Sejak lama, warna merah melambangkan kebaikan dan kesejahteraan di dalam kebudayaan Tionghoa. Warna merah menunjukkan kegembiraan, semangat yang pada akhirnya akan membawa nasib baik.
Angpao sendiri adalah dialek Hokkian, arti harfiahnya adalah bungkusan/amplop merah. Namun angpao sebenarnya bukan hanya monopoli perayaan tahun baru Imlek semata karena angpao melambangkan kegembiraan dan semangat yang akan membawa nasib baik, sehingga angpao juga ada di dalam beberapa perhelatan penting seperti pernikahan, ulang tahun, masuk rumah baru dan lain-lain yang bersifat suka cita.
Angpao pada tahun baru Imlek mempunyai istilah khusus yaitu "Ya Sui", yang artinya hadiah yang diberikan untuk anak2 berkaitan dengan pertambahan umur/pergantian tahun. Di zaman dulu, hadiah ini biasanya berupa manisan, bonbon dan makanan. Untuk selanjutnya, karena perkembangan zaman, orang tua merasa lebih mudah memberikan uang dan membiarkan anak2 memutuskan hadiah apa yang akan mereka beli. Tradisi memberikan uang sebagai hadiah Ya Sui ini muncul sekitar zaman Ming dan Qing. Dalam satu literatur mengenai Ya Sui Qian dituliskan bahwa anak2 menggunakan uang untuk membeli petasan, manisan.

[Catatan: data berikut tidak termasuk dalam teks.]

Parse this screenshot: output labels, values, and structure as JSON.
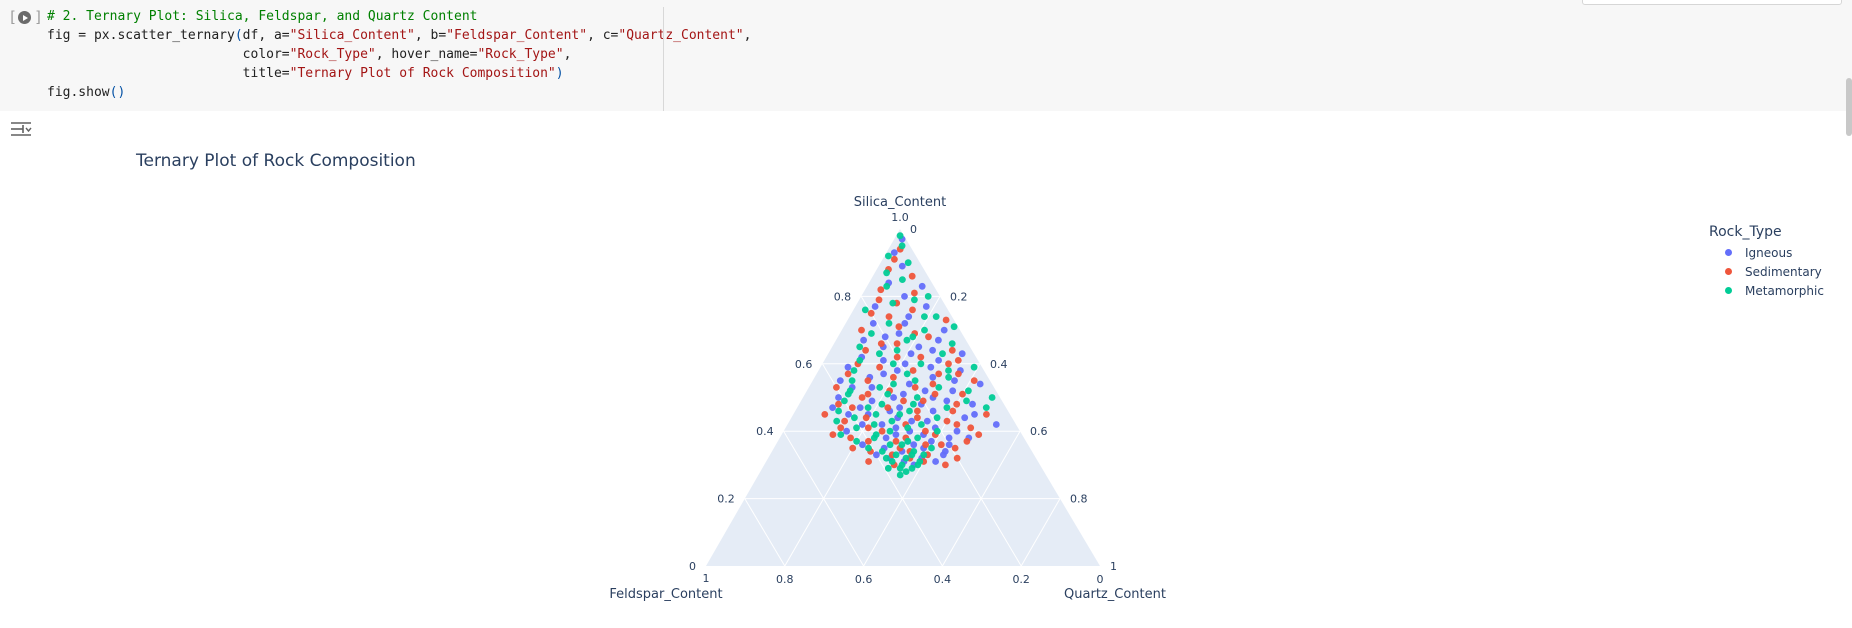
{
  "cell": {
    "run_bracket_open": "[",
    "run_bracket_close": "]",
    "code_lines": [
      [
        {
          "t": "# 2. Ternary Plot: Silica, Feldspar, and Quartz Content",
          "c": "com"
        }
      ],
      [
        {
          "t": "fig = px.scatter_ternary",
          "c": ""
        },
        {
          "t": "(",
          "c": "par"
        },
        {
          "t": "df, a=",
          "c": ""
        },
        {
          "t": "\"Silica_Content\"",
          "c": "str"
        },
        {
          "t": ", b=",
          "c": ""
        },
        {
          "t": "\"Feldspar_Content\"",
          "c": "str"
        },
        {
          "t": ", c=",
          "c": ""
        },
        {
          "t": "\"Quartz_Content\"",
          "c": "str"
        },
        {
          "t": ",",
          "c": ""
        }
      ],
      [
        {
          "t": "                         color=",
          "c": ""
        },
        {
          "t": "\"Rock_Type\"",
          "c": "str"
        },
        {
          "t": ", hover_name=",
          "c": ""
        },
        {
          "t": "\"Rock_Type\"",
          "c": "str"
        },
        {
          "t": ",",
          "c": ""
        }
      ],
      [
        {
          "t": "                         title=",
          "c": ""
        },
        {
          "t": "\"Ternary Plot of Rock Composition\"",
          "c": "str"
        },
        {
          "t": ")",
          "c": "par"
        }
      ],
      [
        {
          "t": "fig.show",
          "c": ""
        },
        {
          "t": "()",
          "c": "par"
        }
      ]
    ]
  },
  "output": {
    "icon": "output-settings-icon"
  },
  "chart_data": {
    "type": "scatter",
    "subtype": "ternary",
    "title": "Ternary Plot of Rock Composition",
    "axes": {
      "a": {
        "label": "Silica_Content",
        "ticks": [
          "0",
          "0.2",
          "0.4",
          "0.6",
          "0.8",
          "1.0"
        ]
      },
      "b": {
        "label": "Feldspar_Content",
        "ticks": [
          "1",
          "0.8",
          "0.6",
          "0.4",
          "0.2",
          "0"
        ]
      },
      "c": {
        "label": "Quartz_Content",
        "ticks": [
          "0",
          "0.2",
          "0.4",
          "0.6",
          "0.8",
          "1"
        ]
      }
    },
    "legend": {
      "title": "Rock_Type",
      "placement": "top-right"
    },
    "bg_color": "#e5ecf6",
    "grid": true,
    "series": [
      {
        "name": "Igneous",
        "color": "#636efa",
        "points": [
          [
            0.97,
            0.01
          ],
          [
            0.93,
            0.05
          ],
          [
            0.89,
            0.05
          ],
          [
            0.84,
            0.11
          ],
          [
            0.83,
            0.03
          ],
          [
            0.8,
            0.09
          ],
          [
            0.77,
            0.05
          ],
          [
            0.77,
            0.18
          ],
          [
            0.74,
            0.11
          ],
          [
            0.72,
            0.21
          ],
          [
            0.7,
            0.04
          ],
          [
            0.69,
            0.16
          ],
          [
            0.67,
            0.07
          ],
          [
            0.67,
            0.26
          ],
          [
            0.65,
            0.22
          ],
          [
            0.65,
            0.13
          ],
          [
            0.63,
            0.03
          ],
          [
            0.62,
            0.29
          ],
          [
            0.61,
            0.1
          ],
          [
            0.6,
            0.19
          ],
          [
            0.59,
            0.34
          ],
          [
            0.58,
            0.06
          ],
          [
            0.57,
            0.26
          ],
          [
            0.56,
            0.14
          ],
          [
            0.55,
            0.38
          ],
          [
            0.54,
            0.21
          ],
          [
            0.54,
            0.03
          ],
          [
            0.53,
            0.31
          ],
          [
            0.52,
            0.11
          ],
          [
            0.51,
            0.24
          ],
          [
            0.5,
            0.41
          ],
          [
            0.5,
            0.17
          ],
          [
            0.49,
            0.33
          ],
          [
            0.48,
            0.08
          ],
          [
            0.47,
            0.27
          ],
          [
            0.47,
            0.44
          ],
          [
            0.46,
            0.19
          ],
          [
            0.45,
            0.36
          ],
          [
            0.44,
            0.12
          ],
          [
            0.44,
            0.29
          ],
          [
            0.43,
            0.22
          ],
          [
            0.42,
            0.39
          ],
          [
            0.42,
            0.05
          ],
          [
            0.41,
            0.31
          ],
          [
            0.4,
            0.16
          ],
          [
            0.4,
            0.44
          ],
          [
            0.39,
            0.25
          ],
          [
            0.38,
            0.35
          ],
          [
            0.38,
            0.14
          ],
          [
            0.37,
            0.3
          ],
          [
            0.36,
            0.2
          ],
          [
            0.36,
            0.42
          ],
          [
            0.35,
            0.27
          ],
          [
            0.34,
            0.33
          ],
          [
            0.33,
            0.23
          ],
          [
            0.32,
            0.29
          ],
          [
            0.32,
            0.37
          ],
          [
            0.31,
            0.26
          ],
          [
            0.3,
            0.32
          ],
          [
            0.72,
            0.13
          ],
          [
            0.68,
            0.2
          ],
          [
            0.63,
            0.16
          ],
          [
            0.58,
            0.22
          ],
          [
            0.56,
            0.3
          ],
          [
            0.52,
            0.18
          ],
          [
            0.48,
            0.21
          ],
          [
            0.46,
            0.3
          ],
          [
            0.43,
            0.26
          ],
          [
            0.41,
            0.21
          ],
          [
            0.39,
            0.32
          ],
          [
            0.37,
            0.24
          ],
          [
            0.35,
            0.37
          ],
          [
            0.61,
            0.24
          ],
          [
            0.64,
            0.1
          ],
          [
            0.53,
            0.36
          ],
          [
            0.5,
            0.27
          ],
          [
            0.45,
            0.09
          ],
          [
            0.49,
            0.14
          ],
          [
            0.55,
            0.09
          ],
          [
            0.59,
            0.13
          ],
          [
            0.42,
            0.34
          ],
          [
            0.4,
            0.28
          ],
          [
            0.38,
            0.19
          ],
          [
            0.36,
            0.29
          ],
          [
            0.34,
            0.22
          ],
          [
            0.33,
            0.4
          ],
          [
            0.31,
            0.34
          ],
          [
            0.45,
            0.41
          ],
          [
            0.47,
            0.37
          ]
        ]
      },
      {
        "name": "Sedimentary",
        "color": "#ef553b",
        "points": [
          [
            0.94,
            0.03
          ],
          [
            0.91,
            0.06
          ],
          [
            0.88,
            0.09
          ],
          [
            0.86,
            0.04
          ],
          [
            0.82,
            0.14
          ],
          [
            0.81,
            0.06
          ],
          [
            0.79,
            0.16
          ],
          [
            0.76,
            0.09
          ],
          [
            0.75,
            0.2
          ],
          [
            0.73,
            0.02
          ],
          [
            0.71,
            0.15
          ],
          [
            0.7,
            0.25
          ],
          [
            0.68,
            0.09
          ],
          [
            0.66,
            0.18
          ],
          [
            0.64,
            0.27
          ],
          [
            0.64,
            0.05
          ],
          [
            0.62,
            0.14
          ],
          [
            0.6,
            0.31
          ],
          [
            0.6,
            0.08
          ],
          [
            0.58,
            0.18
          ],
          [
            0.57,
            0.35
          ],
          [
            0.56,
            0.24
          ],
          [
            0.55,
            0.04
          ],
          [
            0.54,
            0.15
          ],
          [
            0.53,
            0.4
          ],
          [
            0.52,
            0.27
          ],
          [
            0.51,
            0.09
          ],
          [
            0.5,
            0.35
          ],
          [
            0.49,
            0.2
          ],
          [
            0.48,
            0.42
          ],
          [
            0.48,
            0.12
          ],
          [
            0.47,
            0.3
          ],
          [
            0.46,
            0.23
          ],
          [
            0.45,
            0.47
          ],
          [
            0.45,
            0.06
          ],
          [
            0.44,
            0.37
          ],
          [
            0.43,
            0.17
          ],
          [
            0.42,
            0.28
          ],
          [
            0.41,
            0.45
          ],
          [
            0.41,
            0.12
          ],
          [
            0.4,
            0.35
          ],
          [
            0.39,
            0.22
          ],
          [
            0.39,
            0.48
          ],
          [
            0.38,
            0.3
          ],
          [
            0.37,
            0.15
          ],
          [
            0.37,
            0.4
          ],
          [
            0.36,
            0.26
          ],
          [
            0.35,
            0.19
          ],
          [
            0.35,
            0.45
          ],
          [
            0.34,
            0.31
          ],
          [
            0.33,
            0.36
          ],
          [
            0.32,
            0.2
          ],
          [
            0.31,
            0.43
          ],
          [
            0.31,
            0.29
          ],
          [
            0.3,
            0.24
          ],
          [
            0.69,
            0.12
          ],
          [
            0.66,
            0.22
          ],
          [
            0.62,
            0.2
          ],
          [
            0.59,
            0.26
          ],
          [
            0.57,
            0.12
          ],
          [
            0.55,
            0.31
          ],
          [
            0.53,
            0.2
          ],
          [
            0.51,
            0.33
          ],
          [
            0.49,
            0.25
          ],
          [
            0.46,
            0.14
          ],
          [
            0.44,
            0.24
          ],
          [
            0.43,
            0.43
          ],
          [
            0.41,
            0.38
          ],
          [
            0.39,
            0.11
          ],
          [
            0.37,
            0.33
          ],
          [
            0.36,
            0.22
          ],
          [
            0.34,
            0.41
          ],
          [
            0.33,
            0.27
          ],
          [
            0.51,
            0.16
          ],
          [
            0.57,
            0.07
          ],
          [
            0.47,
            0.39
          ],
          [
            0.42,
            0.15
          ],
          [
            0.4,
            0.24
          ],
          [
            0.35,
            0.33
          ],
          [
            0.38,
            0.44
          ],
          [
            0.32,
            0.32
          ],
          [
            0.3,
            0.37
          ],
          [
            0.61,
            0.05
          ],
          [
            0.74,
            0.16
          ],
          [
            0.78,
            0.12
          ]
        ]
      },
      {
        "name": "Metamorphic",
        "color": "#00cc96",
        "points": [
          [
            0.98,
            0.01
          ],
          [
            0.95,
            0.02
          ],
          [
            0.92,
            0.07
          ],
          [
            0.9,
            0.03
          ],
          [
            0.87,
            0.1
          ],
          [
            0.85,
            0.07
          ],
          [
            0.83,
            0.12
          ],
          [
            0.8,
            0.03
          ],
          [
            0.78,
            0.13
          ],
          [
            0.76,
            0.21
          ],
          [
            0.74,
            0.07
          ],
          [
            0.72,
            0.17
          ],
          [
            0.71,
            0.01
          ],
          [
            0.69,
            0.23
          ],
          [
            0.68,
            0.13
          ],
          [
            0.66,
            0.04
          ],
          [
            0.65,
            0.28
          ],
          [
            0.64,
            0.19
          ],
          [
            0.63,
            0.08
          ],
          [
            0.61,
            0.3
          ],
          [
            0.6,
            0.15
          ],
          [
            0.59,
            0.02
          ],
          [
            0.58,
            0.33
          ],
          [
            0.57,
            0.2
          ],
          [
            0.56,
            0.1
          ],
          [
            0.55,
            0.35
          ],
          [
            0.54,
            0.25
          ],
          [
            0.53,
            0.14
          ],
          [
            0.52,
            0.37
          ],
          [
            0.51,
            0.28
          ],
          [
            0.5,
            0.02
          ],
          [
            0.5,
            0.21
          ],
          [
            0.49,
            0.4
          ],
          [
            0.48,
            0.31
          ],
          [
            0.47,
            0.15
          ],
          [
            0.46,
            0.43
          ],
          [
            0.46,
            0.25
          ],
          [
            0.45,
            0.34
          ],
          [
            0.44,
            0.19
          ],
          [
            0.43,
            0.45
          ],
          [
            0.43,
            0.31
          ],
          [
            0.42,
            0.24
          ],
          [
            0.41,
            0.41
          ],
          [
            0.4,
            0.33
          ],
          [
            0.4,
            0.21
          ],
          [
            0.39,
            0.46
          ],
          [
            0.38,
            0.27
          ],
          [
            0.38,
            0.38
          ],
          [
            0.37,
            0.3
          ],
          [
            0.36,
            0.35
          ],
          [
            0.35,
            0.25
          ],
          [
            0.35,
            0.41
          ],
          [
            0.34,
            0.3
          ],
          [
            0.33,
            0.35
          ],
          [
            0.33,
            0.28
          ],
          [
            0.32,
            0.33
          ],
          [
            0.31,
            0.3
          ],
          [
            0.3,
            0.35
          ],
          [
            0.29,
            0.33
          ],
          [
            0.29,
            0.36
          ],
          [
            0.7,
            0.09
          ],
          [
            0.67,
            0.15
          ],
          [
            0.63,
            0.24
          ],
          [
            0.6,
            0.22
          ],
          [
            0.58,
            0.09
          ],
          [
            0.55,
            0.19
          ],
          [
            0.53,
            0.29
          ],
          [
            0.51,
            0.38
          ],
          [
            0.48,
            0.23
          ],
          [
            0.47,
            0.35
          ],
          [
            0.45,
            0.28
          ],
          [
            0.44,
            0.4
          ],
          [
            0.42,
            0.36
          ],
          [
            0.41,
            0.28
          ],
          [
            0.39,
            0.37
          ],
          [
            0.37,
            0.43
          ],
          [
            0.36,
            0.32
          ],
          [
            0.34,
            0.38
          ],
          [
            0.33,
            0.31
          ],
          [
            0.32,
            0.38
          ],
          [
            0.31,
            0.37
          ],
          [
            0.29,
            0.39
          ],
          [
            0.3,
            0.31
          ],
          [
            0.28,
            0.35
          ],
          [
            0.27,
            0.37
          ],
          [
            0.49,
            0.09
          ],
          [
            0.52,
            0.07
          ],
          [
            0.47,
            0.05
          ],
          [
            0.74,
            0.04
          ],
          [
            0.79,
            0.07
          ]
        ]
      }
    ]
  }
}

Tindakan ini juga meningkatkan peredaran uang dan perputaran roda ekonomi di Tiongkok di zaman tersebut.
Uang kertas pertama kali digunakan di Tiongkok pada zaman Dinasti Song, namun baru benar2 resmi digunakan secara luas di zaman Dinasti Ming. Walaupun telah ada uang kertas, namun karena uang kertas nominalnya biasanya sangat besar sehingga jarang digunakan sebagai hadiah Ya Sui kepada anak2.
Di zaman dulu, karena nominal terkecil uang yang beredar di Tiongkok adalah keping perunggu (wen atau tongbao). Keping perunggu ini biasanya berlubang segi empat di tengahnya. Bagian tengah ini diikatkan menjadi untaian uang dengan tali merah. Keluarga kaya biasanya mengikatkan 100 keping perunggu buat Ya Sui orang tua mereka dengan harapan mereka akan berumur panjang.
Jadi, dari sini dapat kita ketahui bahwa bungkusan kertas merah (angpao) yang berisikan uang belum populer di zaman dulu.
Imlek Bukan Hari Raya Agama
Saat ini masyarakat keturunan Tionghoa merayakan Hari Raya Imlek. Imlek adalah hari raya tahun baru berdasarkan penanggalan Imlek yang dirayakan setiap tanggal 1 bulan pertama kalender Imlek. Maka perayaan Imlek disebut Sin Cia (tahun baru).
Kalender Imlek adalah penanggalan yang menganut perhitungan berdasarkan peredaran bulan (lunar calendar). Tidak seperti kalender masehi (kalender Gregorian) yang berdasarkan peredaran matahari (solar calendar).
Perayaan Imlek juga disebut Chun Cie (pesta musim semi). Hal itu erat kaitannya dengan keadaan musim di Tiongkok, di mana penduduk mengalami perubahan dari musim dingin yang suram dan dingin menjadi musim semi yang cerah dan sejuk, serta penuh dengan kehidupan baru dari flora dan fauna. Maka kedatangan musim semi sangat disyukuri dan dirasakan patut dirayakan dengan penuh sukacita.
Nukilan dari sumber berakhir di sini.